An editor from the north central state of Kaduna, who wanted to be known only as Rahman, told IPS that communication in Borno, Yobe and Adamawa had been cut off since the state of emergency was declared.

“I think it is a deliberate thing to cut communications between members of Boko Haram and also to stop them from using mobile phones to detonate bombs.

“But this has affected innocent subscribers who cannot reach their relations or be reached,” he told IPS.

But Fredrick Fasehun, founder of the Oodua Peoples’ Congress (OPC) in southwestern Nigeria, said that the military operations in the area were normal procedure under a state of emergency. The OPC is a militant Yoruba nationalist organisation in Nigeria.

“When you declare a state of emergency in a region, it is the duty of the armed forces to maintain law and order and it is known that soldiers maintain law and order through force,” Fasenun told IPS in Lagos. As the founder of the OPC, Fasehun has been detained on several occasions by the military for allegedly operating an illegal militant group.

He, however, called for the proper interrogation of those arrested and said those found not to be involved in the insurgency should be freed. He said those implicated in the fighting should be taken before a court of competent jurisdiction.

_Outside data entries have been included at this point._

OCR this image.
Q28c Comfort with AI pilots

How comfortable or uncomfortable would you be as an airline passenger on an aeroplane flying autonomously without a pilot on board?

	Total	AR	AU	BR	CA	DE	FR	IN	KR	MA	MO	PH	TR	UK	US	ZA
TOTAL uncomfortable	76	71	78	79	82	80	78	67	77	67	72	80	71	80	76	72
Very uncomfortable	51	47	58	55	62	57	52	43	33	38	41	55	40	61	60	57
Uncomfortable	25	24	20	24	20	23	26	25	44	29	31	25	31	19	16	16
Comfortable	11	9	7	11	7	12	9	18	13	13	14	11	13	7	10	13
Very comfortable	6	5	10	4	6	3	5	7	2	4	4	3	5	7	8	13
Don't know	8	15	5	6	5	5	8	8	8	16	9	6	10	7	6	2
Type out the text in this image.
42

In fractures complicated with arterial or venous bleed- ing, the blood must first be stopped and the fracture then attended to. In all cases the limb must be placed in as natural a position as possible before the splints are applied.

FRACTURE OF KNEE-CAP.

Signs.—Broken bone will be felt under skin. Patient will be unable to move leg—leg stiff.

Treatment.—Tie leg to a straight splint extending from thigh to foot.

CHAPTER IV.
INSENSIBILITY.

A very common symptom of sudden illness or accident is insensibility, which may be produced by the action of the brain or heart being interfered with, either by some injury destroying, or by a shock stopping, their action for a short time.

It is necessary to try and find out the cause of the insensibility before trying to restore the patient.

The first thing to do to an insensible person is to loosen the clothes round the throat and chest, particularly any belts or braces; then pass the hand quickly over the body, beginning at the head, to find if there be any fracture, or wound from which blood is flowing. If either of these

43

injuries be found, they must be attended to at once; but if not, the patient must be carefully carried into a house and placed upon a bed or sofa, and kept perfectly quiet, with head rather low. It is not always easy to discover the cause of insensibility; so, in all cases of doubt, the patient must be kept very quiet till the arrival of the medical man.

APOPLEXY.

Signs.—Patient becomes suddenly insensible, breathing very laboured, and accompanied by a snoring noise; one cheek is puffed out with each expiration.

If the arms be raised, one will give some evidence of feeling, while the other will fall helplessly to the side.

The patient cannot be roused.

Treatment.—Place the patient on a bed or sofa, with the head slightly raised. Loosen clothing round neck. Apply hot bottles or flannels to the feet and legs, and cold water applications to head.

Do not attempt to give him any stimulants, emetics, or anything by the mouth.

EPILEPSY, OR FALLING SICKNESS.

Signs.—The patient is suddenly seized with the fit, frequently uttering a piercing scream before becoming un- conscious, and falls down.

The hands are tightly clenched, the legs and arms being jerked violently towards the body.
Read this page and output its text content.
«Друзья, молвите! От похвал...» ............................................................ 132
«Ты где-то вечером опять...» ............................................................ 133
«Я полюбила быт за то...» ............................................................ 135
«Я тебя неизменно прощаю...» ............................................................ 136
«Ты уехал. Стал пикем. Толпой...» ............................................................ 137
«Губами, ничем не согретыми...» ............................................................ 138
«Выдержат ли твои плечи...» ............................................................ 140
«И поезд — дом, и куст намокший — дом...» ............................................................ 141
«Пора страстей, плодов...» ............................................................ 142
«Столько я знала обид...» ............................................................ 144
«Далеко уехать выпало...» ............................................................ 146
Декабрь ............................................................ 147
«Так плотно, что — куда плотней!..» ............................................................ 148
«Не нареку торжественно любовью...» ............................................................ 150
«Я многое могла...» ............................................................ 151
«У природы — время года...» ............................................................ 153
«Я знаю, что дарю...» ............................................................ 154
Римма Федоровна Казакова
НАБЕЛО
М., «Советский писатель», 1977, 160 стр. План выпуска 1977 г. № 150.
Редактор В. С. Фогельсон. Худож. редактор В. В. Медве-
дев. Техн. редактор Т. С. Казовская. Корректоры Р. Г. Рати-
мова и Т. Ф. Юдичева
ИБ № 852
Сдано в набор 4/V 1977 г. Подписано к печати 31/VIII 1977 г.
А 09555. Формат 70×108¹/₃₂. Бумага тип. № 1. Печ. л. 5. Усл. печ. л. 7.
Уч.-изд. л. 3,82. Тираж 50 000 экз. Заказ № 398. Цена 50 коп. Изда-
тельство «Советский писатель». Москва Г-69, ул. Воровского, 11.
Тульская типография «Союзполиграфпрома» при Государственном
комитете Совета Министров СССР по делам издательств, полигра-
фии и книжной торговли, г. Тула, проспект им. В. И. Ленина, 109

While also supporting the state of emergency in the three states, rights activist Femi Falana told journalists in Lagos that in the face of incessant terrorist attacks, kidnapping, armed robbery and other violent crimes in Nigeria, the government should stop paying lip service to the security of life and property in the country.

He commended Jonathan for acting within the ambit of the constitution by not dissolving the democratic structures in the affected states.